Лейтенант Джордж Уилсон
: Местность сама по себе была преградой, но у немцев было два дополнительных преимущества. Они всегда точно знали, где мы находимся, поскольку уходили оттуда незадолго до того, как мы занимали их позиции, и могли успешно обстреливать нас. Они создали несколько оборонительных рубежей. Их дзоты были сложены из толстых бревен, прикрытых сверху слоем земли в несколько метров толщиной. Дзоты были почти неуязвимы для артиллерии, снаряды которой просто пролетали над ними. Падения деревьев немцев практически не беспокоили, а шансов на то, что наши танки смогут подобраться к немецким укреплениям настолько близко, чтобы стрелять по ним прямой наводкой, практически не было. Сражаться за дзоты приходилось пехоте, которая занимала дзот за дзотом, иногда преодолевая заграждения из колючей проволоки[147].Алекс Кершо
: Немцы устанавливали взрыватели 88-миллиметровых снарядов так, чтобы те взрывались в вершинах деревьев. Эти взрывы обрушивали на людей на земле дождь из тысяч острых щепок и горячей шрапнели.Генерал-майор Реймонд Дж. Бартон
: В дополнение к естественным препятствиям в виде высоких, густо росших и перепутавшихся друг с другом деревьев, крутых холмов и отсутствия дорог были еще минные поля, проволочные заграждения и мины-ловушки, которые противник поставил за недели бездействия на этом участке фронта. Наше продвижение очень сильно сдерживали постоянные дожди, снег и леденящий ветер. В следующем месяце полк понес от траншейной стопы[148] и обморожений такие же потери, как и в результате боев[149].Алекс Кершо
: Эти бои называют бойней, потому что погибло много американцев. Парни гибли по одному на метр.Подполковник Уильям Гэйл
: Роты наступали через лес, натыкаясь на проволочные заграждения противника. Непрерывные взрывы в верхушках деревьев разносили людей на куски. От этих взрывов было не укрыться.
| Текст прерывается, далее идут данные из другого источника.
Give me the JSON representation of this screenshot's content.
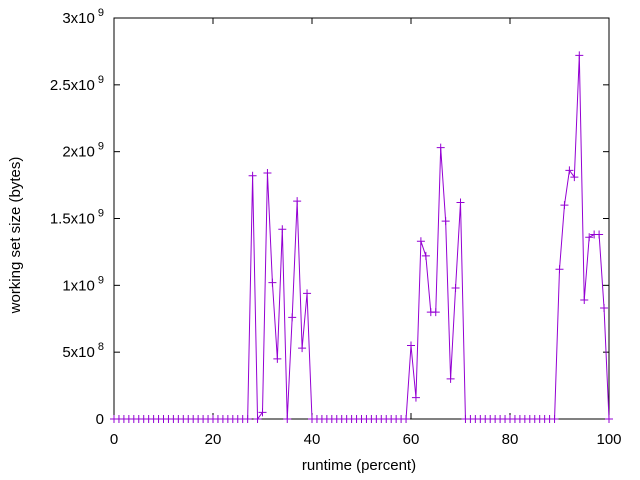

Во второй половине дня солдаты отходили в окопы, из которых поднялись утром, чтобы двинуться вперед… и проводили еще одну холодную ночь в ледяной воде[150].Полковник Герден Ф. Джонсон
: Высшее командование считало задачи, поставленные перед Двенадцатым пехотным полком, всего лишь фронтальными атаками, которые должны были выпрямить линию фронта, и считало эти задачи простыми. Казалось, что упорное сопротивление, с которым столкнулся Двенадцатый полк, не соответствует ограниченным задачам полка, и в штабах дивизии и корпуса считали сообщения о потерях преувеличенными[151].Дж. Д. Сэлинджер
(«Над пропастью во ржи»):Он [Д. Б., старший брат Холдена Колфилда, воевавший во Второй мировой войне] как-то сказал нам с Алли, что, если б ему пришлось стрелять, он не знал бы, куда пустить пулю. Он сказал, что в армии полно сволочей, не лучше, чем фашисты[152]
.Джон Макманус
: Это было нескончаемым парадом новых лиц [людей из пополнения], особенно в стрелковых ротах. Познакомиться с новыми бойцами было трудно; у них не всегда были идентификационные жетоны, какие были у парней, проходивших подготовку в Англии. К тому же многие из «новеньких» быстро исчезли – их убивали или ранили. Наверное, мы испытывали к бойцам из пополнения легкое раздражение, хотя в том не было их вины: они всего лишь приходили на замену нашим товарищам. Мы же не хотели видеть, как их перемалывают и уничтожают, как и всех прочих. Для сохранения душевного равновесия надо было поддерживать определенную эмоциональную дистанцию.Новые солдаты не понимали, что делают. И это делало их опасными. Если в окопе ты был старым бойцом, а твой напарник был новичком, тебе не следовало доверять ему: он мог заснуть в карауле и выдать место вашего нахождения бессмысленным выстрелом из винтовки или ненужным шумом. Поэтому ты был постоянно наготове – до тех пор, пока не наступало нервное истощение.